The dollar initially rose as investors were at first risk averse after the numbers, but as U.S. stock market indexes turned positive the greenback fell against the euro and a basket of currencies.
A weaker U.S. dollar makes commodities cheaper for holders of other currencies, while gold is often used by investors as an alternative to the dollar.
Gold rallied $25 on Tuesday, largely driven by India's purchase of gold from the IMF, which soothed investor nerves about possible oversupply.
"Most central banks outside of the US and Europe have low gold reserve ratios," Calyon said in a note.
"Those central banks with low reserve ratios and are keen to diversify into gold, notably those located in Asia, will be potential candidates to buy the remainder of the IMF's 203.3 tonnes of gold in an off-market purchase."

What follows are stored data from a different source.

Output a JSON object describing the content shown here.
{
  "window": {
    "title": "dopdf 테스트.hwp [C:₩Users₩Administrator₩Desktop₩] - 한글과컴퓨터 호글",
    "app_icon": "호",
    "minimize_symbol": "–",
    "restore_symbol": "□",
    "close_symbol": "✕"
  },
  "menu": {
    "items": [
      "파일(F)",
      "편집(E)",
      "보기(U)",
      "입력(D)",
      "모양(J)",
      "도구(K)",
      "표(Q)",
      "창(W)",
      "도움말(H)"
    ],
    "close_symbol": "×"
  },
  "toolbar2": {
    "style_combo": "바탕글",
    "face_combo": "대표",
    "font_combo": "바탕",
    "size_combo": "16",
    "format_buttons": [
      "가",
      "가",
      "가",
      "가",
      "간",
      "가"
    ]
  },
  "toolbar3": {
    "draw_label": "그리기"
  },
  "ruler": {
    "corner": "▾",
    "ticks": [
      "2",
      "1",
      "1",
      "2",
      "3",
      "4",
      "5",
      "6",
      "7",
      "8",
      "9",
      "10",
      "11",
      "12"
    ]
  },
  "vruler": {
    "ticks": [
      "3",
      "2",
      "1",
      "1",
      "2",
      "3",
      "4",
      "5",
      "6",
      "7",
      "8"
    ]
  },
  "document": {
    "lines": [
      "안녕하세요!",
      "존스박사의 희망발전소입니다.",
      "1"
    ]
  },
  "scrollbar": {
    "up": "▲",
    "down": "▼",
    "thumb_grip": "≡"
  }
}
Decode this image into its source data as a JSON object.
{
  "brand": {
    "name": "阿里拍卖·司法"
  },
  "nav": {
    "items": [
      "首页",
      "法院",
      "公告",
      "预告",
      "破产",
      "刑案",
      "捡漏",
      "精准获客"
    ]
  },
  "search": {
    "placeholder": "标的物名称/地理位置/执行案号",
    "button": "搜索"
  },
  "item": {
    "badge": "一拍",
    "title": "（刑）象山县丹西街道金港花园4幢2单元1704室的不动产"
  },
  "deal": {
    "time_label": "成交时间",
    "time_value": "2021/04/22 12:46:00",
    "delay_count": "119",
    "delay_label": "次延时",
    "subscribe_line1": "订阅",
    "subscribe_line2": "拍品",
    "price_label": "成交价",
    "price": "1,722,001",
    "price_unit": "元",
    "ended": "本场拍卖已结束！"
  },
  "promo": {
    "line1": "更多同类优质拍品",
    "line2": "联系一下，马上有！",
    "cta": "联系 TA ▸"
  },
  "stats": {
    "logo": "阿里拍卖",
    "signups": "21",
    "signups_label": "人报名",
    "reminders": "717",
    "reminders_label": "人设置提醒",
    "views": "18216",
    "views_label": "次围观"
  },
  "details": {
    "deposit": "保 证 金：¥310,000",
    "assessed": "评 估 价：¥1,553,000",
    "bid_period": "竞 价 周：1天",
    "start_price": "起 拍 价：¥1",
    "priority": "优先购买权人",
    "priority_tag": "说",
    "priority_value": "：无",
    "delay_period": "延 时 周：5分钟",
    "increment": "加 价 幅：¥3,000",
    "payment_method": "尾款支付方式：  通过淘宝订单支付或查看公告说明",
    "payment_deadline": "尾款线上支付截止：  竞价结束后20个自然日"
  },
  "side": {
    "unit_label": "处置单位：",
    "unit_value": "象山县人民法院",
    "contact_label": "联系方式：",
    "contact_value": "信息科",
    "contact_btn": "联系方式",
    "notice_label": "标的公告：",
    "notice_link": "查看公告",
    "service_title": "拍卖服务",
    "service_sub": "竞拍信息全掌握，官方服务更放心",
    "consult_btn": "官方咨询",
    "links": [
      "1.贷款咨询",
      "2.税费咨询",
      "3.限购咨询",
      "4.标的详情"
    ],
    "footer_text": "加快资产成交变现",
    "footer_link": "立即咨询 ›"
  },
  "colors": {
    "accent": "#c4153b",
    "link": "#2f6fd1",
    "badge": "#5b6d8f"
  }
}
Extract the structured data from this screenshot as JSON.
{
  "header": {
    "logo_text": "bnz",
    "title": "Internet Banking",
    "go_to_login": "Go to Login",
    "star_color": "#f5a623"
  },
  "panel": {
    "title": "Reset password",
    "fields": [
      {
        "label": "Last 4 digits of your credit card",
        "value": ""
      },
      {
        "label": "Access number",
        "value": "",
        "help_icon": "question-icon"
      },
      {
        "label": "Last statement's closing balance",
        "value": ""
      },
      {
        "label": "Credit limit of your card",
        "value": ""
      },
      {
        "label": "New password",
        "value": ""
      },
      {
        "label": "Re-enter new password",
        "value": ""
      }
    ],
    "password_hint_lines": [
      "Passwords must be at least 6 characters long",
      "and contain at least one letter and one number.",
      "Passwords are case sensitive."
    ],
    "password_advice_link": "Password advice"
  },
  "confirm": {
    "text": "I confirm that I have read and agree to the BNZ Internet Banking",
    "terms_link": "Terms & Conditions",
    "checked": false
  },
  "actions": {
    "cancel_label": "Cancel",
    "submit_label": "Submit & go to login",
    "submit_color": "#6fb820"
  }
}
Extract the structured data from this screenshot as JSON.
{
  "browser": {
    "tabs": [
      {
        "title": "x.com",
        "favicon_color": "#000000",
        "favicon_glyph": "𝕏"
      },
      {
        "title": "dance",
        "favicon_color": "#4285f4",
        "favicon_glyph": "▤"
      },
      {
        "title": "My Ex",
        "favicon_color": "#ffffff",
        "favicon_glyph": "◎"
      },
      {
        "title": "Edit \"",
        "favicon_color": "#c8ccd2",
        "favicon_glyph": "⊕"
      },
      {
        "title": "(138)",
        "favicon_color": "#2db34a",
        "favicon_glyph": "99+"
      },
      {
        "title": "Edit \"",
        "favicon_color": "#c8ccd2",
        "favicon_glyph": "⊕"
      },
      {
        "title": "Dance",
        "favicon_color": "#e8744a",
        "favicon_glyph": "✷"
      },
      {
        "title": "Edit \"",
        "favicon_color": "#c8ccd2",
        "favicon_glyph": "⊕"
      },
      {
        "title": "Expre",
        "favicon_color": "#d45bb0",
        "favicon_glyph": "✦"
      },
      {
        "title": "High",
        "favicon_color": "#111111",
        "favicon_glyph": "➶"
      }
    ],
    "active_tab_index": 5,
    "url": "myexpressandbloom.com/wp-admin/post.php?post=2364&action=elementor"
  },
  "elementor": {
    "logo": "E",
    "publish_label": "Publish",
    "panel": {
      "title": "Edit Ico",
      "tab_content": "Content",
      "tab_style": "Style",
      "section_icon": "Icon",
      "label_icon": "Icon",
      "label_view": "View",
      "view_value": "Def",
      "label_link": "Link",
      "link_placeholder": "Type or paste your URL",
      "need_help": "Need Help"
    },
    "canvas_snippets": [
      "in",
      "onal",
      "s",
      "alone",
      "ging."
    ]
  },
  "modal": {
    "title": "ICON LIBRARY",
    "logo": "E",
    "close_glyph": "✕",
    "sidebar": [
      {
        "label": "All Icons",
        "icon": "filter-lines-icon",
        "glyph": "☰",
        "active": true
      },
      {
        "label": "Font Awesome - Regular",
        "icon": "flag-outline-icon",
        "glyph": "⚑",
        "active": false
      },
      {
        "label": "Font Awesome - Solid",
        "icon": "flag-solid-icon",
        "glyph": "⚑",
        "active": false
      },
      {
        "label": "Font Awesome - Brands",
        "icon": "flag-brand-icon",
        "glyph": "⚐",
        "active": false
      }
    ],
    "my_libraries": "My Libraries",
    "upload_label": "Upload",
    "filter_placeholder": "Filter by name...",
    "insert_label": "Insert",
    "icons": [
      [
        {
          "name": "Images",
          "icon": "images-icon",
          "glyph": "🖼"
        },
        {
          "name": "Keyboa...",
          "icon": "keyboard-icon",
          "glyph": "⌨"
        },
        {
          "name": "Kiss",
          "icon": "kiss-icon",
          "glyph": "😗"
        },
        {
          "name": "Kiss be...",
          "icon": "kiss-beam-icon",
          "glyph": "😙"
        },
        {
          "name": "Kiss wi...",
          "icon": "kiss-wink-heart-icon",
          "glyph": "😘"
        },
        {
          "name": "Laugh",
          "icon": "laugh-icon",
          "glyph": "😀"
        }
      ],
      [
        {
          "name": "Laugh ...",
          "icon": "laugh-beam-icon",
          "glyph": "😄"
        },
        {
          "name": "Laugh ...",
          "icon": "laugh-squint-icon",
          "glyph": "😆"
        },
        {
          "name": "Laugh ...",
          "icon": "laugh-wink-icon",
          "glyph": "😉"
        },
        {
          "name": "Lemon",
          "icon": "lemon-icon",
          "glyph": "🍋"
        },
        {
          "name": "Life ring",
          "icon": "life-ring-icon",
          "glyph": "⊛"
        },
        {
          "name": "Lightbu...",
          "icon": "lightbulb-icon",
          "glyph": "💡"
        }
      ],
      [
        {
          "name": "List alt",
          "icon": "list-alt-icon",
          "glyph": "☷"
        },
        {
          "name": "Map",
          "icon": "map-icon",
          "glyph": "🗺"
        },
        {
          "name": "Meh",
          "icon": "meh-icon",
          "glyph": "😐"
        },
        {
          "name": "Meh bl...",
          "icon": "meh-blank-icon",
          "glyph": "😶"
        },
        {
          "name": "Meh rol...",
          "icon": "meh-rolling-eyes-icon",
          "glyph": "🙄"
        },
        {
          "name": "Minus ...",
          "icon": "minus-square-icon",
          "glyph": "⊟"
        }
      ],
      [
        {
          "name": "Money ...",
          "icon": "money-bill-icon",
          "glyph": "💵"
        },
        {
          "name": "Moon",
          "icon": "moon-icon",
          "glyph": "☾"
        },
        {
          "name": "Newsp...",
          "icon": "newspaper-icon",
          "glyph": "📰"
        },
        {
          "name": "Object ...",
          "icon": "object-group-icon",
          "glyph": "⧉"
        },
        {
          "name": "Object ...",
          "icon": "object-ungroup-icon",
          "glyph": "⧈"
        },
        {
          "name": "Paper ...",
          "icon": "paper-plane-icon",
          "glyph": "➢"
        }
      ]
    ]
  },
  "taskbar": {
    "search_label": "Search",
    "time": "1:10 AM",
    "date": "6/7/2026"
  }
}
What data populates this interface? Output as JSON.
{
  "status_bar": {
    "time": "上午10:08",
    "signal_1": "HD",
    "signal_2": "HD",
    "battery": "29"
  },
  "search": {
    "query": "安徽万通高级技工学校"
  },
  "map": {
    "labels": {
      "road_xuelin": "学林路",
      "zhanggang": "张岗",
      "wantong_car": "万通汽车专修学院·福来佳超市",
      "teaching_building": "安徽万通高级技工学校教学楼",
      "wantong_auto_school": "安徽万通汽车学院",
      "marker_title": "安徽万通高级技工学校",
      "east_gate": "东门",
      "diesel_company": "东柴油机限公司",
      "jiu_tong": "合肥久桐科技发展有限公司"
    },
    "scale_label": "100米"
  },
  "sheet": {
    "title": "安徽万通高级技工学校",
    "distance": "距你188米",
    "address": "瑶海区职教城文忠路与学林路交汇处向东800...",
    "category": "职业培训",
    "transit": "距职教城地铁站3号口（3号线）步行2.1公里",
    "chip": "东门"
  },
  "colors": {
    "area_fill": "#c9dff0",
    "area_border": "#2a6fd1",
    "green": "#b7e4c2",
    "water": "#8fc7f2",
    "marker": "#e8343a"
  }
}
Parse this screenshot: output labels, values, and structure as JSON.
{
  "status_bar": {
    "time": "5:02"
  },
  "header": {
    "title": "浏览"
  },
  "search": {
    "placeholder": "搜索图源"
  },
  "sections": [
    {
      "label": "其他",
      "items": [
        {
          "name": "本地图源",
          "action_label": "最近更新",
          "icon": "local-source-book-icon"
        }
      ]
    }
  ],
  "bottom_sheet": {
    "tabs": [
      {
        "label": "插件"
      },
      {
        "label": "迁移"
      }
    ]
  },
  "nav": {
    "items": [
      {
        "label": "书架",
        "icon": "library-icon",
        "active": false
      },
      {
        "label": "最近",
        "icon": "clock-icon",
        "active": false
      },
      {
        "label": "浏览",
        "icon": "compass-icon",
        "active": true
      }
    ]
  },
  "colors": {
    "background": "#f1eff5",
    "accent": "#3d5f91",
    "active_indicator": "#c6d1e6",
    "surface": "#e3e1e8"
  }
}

The high chances of Asian central bank gold purchases were reinforced by Sri Lanka, which said on Thursday it had been buying gold for the last five or six months.
Linked in with this is the dollar, which central banks will sell when they switch to gold from U.S. Treasuries.
However, some think Asian central banks may not hurry to follow India's lead given current record prices and the availability of cheaper domestically produced gold.
"Indian buying was very significant, but those getting excited about the potential for copy cat moves need to consider a number of factors," said David Thurtell, analyst at Citi.
"Culturally, India is more favourably disposed to gold than every other country. Second, it might be politically dangerous to be accumulating reserves at the all-time price high."